This documentation was written to describe the 1.7.x series of Apache™ Subversion®. If you are running a different version of Subversion, you are strongly encouraged to visit and instead consult the version of this documentation appropriate for your version of Subversion.


This book is written for computer-literate folk who want to use Subversion to manage their data. While Subversion runs on a number of different operating systems, its primary user interface is command-line-based. That command-line tool (svn), and some additional auxiliary programs, are the focus of this book.

For consistency, the examples in this book assume that the reader is using a Unix-like operating system and is relatively comfortable with Unix and command-line interfaces. That said, the svn program also runs on non-Unix platforms such as Microsoft Windows. With a few minor exceptions, such as the use of backward slashes (\) instead of forward slashes (/) for path separators, the input to and output from this tool when run on Windows are identical to that of its Unix counterpart.

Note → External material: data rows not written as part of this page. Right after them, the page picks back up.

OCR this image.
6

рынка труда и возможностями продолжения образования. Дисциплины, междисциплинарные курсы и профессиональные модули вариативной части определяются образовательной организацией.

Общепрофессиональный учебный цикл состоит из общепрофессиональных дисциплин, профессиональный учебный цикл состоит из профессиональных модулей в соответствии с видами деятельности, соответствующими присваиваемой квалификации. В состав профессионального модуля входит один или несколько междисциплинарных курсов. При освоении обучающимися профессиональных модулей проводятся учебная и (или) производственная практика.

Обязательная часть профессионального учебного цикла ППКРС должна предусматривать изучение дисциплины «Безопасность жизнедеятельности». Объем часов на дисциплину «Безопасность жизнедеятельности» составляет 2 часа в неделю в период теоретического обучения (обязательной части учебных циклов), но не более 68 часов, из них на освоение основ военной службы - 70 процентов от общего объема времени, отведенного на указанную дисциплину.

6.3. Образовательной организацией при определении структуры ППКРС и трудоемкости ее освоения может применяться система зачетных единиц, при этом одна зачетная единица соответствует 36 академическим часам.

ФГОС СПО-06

Most readers are probably programmers or system administrators who need to track changes to source code. This is the most common use for Subversion, and therefore it is the scenario underlying all of the book's examples. But Subversion can be used to manage changes to any sort of information—images, music, databases, documentation, and so on. To Subversion, all data is just data.

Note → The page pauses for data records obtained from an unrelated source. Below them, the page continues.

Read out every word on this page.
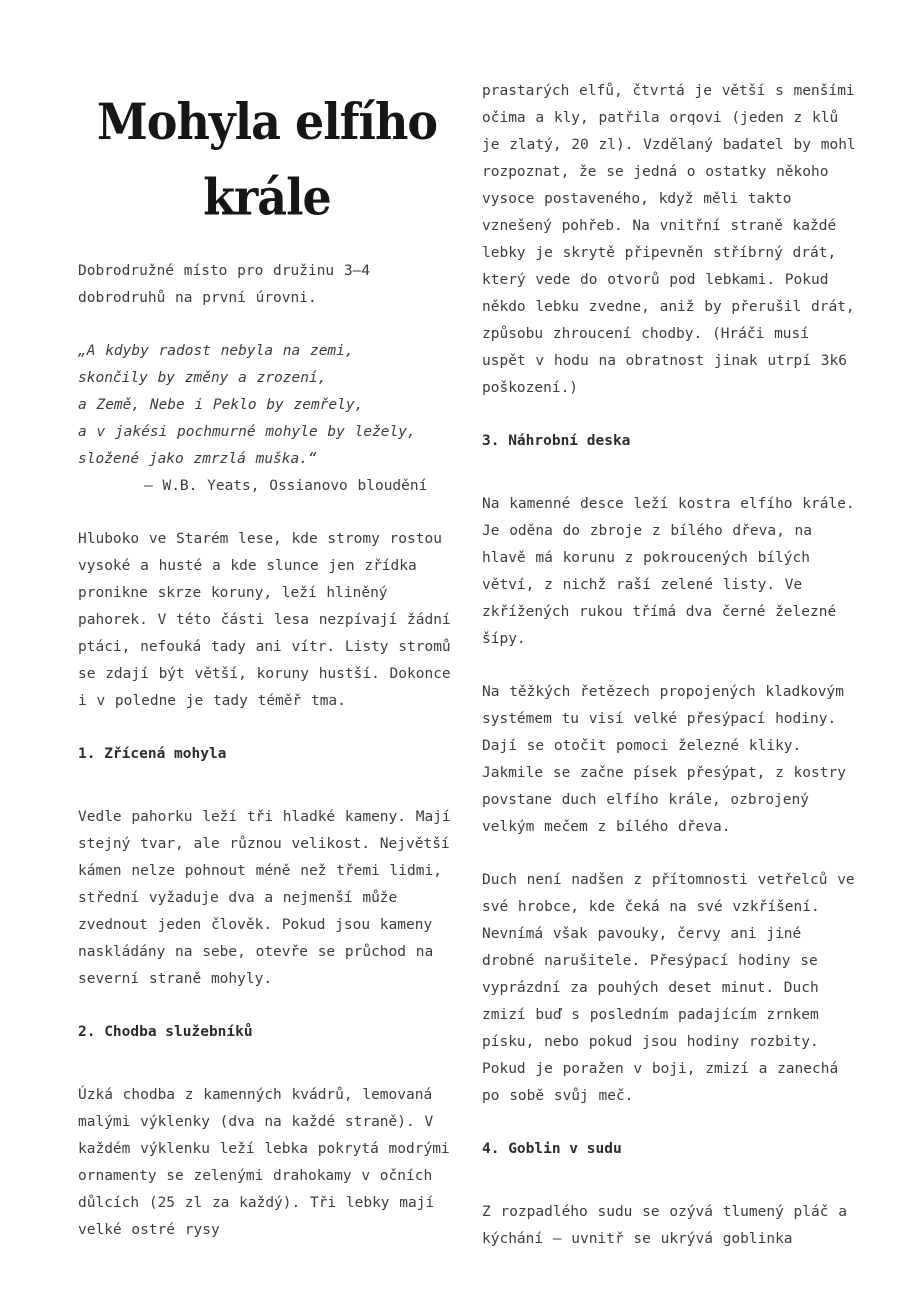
Mohyla elfího
krále

Dobrodružné místo pro družinu 3–4 dobrodruhů na první úrovni.

„A kdyby radost nebyla na zemi,
skončily by změny a zrození,
a Země, Nebe i Peklo by zemřely,
a v jakési pochmurné mohyle by ležely,
složené jako zmrzlá muška.“
— W.B. Yeats, Ossianovo bloudění

Hluboko ve Starém lese, kde stromy rostou vysoké a husté a kde slunce jen zřídka pronikne skrze koruny, leží hliněný pahorek. V této části lesa nezpívají žádní ptáci, nefouká tady ani vítr. Listy stromů se zdají být větší, koruny hustší. Dokonce i v poledne je tady téměř tma.

1. Zřícená mohyla

Vedle pahorku leží tři hladké kameny. Mají stejný tvar, ale různou velikost. Největší kámen nelze pohnout méně než třemi lidmi, střední vyžaduje dva a nejmenší může zvednout jeden člověk. Pokud jsou kameny naskládány na sebe, otevře se průchod na severní straně mohyly.

2. Chodba služebníků

Úzká chodba z kamenných kvádrů, lemovaná malými výklenky (dva na každé straně). V každém výklenku leží lebka pokrytá modrými ornamenty se zelenými drahokamy v očních důlcích (25 zl za každý). Tři lebky mají velké ostré rysy

prastarých elfů, čtvrtá je větší s menšími očima a kly, patřila orqovi (jeden z klů je zlatý, 20 zl). Vzdělaný badatel by mohl rozpoznat, že se jedná o ostatky někoho vysoce postaveného, když měli takto vznešený pohřeb. Na vnitřní straně každé lebky je skrytě připevněn stříbrný drát, který vede do otvorů pod lebkami. Pokud někdo lebku zvedne, aniž by přerušil drát, způsobu zhroucení chodby. (Hráči musí uspět v hodu na obratnost jinak utrpí 3k6 poškození.)

3. Náhrobní deska

Na kamenné desce leží kostra elfího krále. Je oděna do zbroje z bílého dřeva, na hlavě má korunu z pokroucených bílých větví, z nichž raší zelené listy. Ve zkřížených rukou třímá dva černé železné šípy.

Na těžkých řetězech propojených kladkovým systémem tu visí velké přesýpací hodiny. Dají se otočit pomoci železné kliky. Jakmile se začne písek přesýpat, z kostry povstane duch elfího krále, ozbrojený velkým mečem z bílého dřeva.

Duch není nadšen z přítomnosti vetřelců ve své hrobce, kde čeká na své vzkříšení. Nevnímá však pavouky, červy ani jiné drobné narušitele. Přesýpací hodiny se vyprázdní za pouhých deset minut. Duch zmizí buď s posledním padajícím zrnkem písku, nebo pokud jsou hodiny rozbity. Pokud je poražen v boji, zmizí a zanechá po sobě svůj meč.

4. Goblin v sudu

Z rozpadlého sudu se ozývá tlumený pláč a kýchání – uvnitř se ukrývá goblinka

While this book is written with the assumption that the reader has never used a version control system, we've also tried to make it easy for users of CVS (and other systems) to make a painless leap into Subversion. Special sidebars may mention other version control systems from time to time, and Appendix B, Subversion for CVS Users summarizes many of the differences between CVS and Subversion.

Note also that the source code examples used throughout the book are only examples. While they will compile with the proper compiler incantations, they are intended to illustrate a particular scenario and not necessarily to serve as examples of good programming style or practices.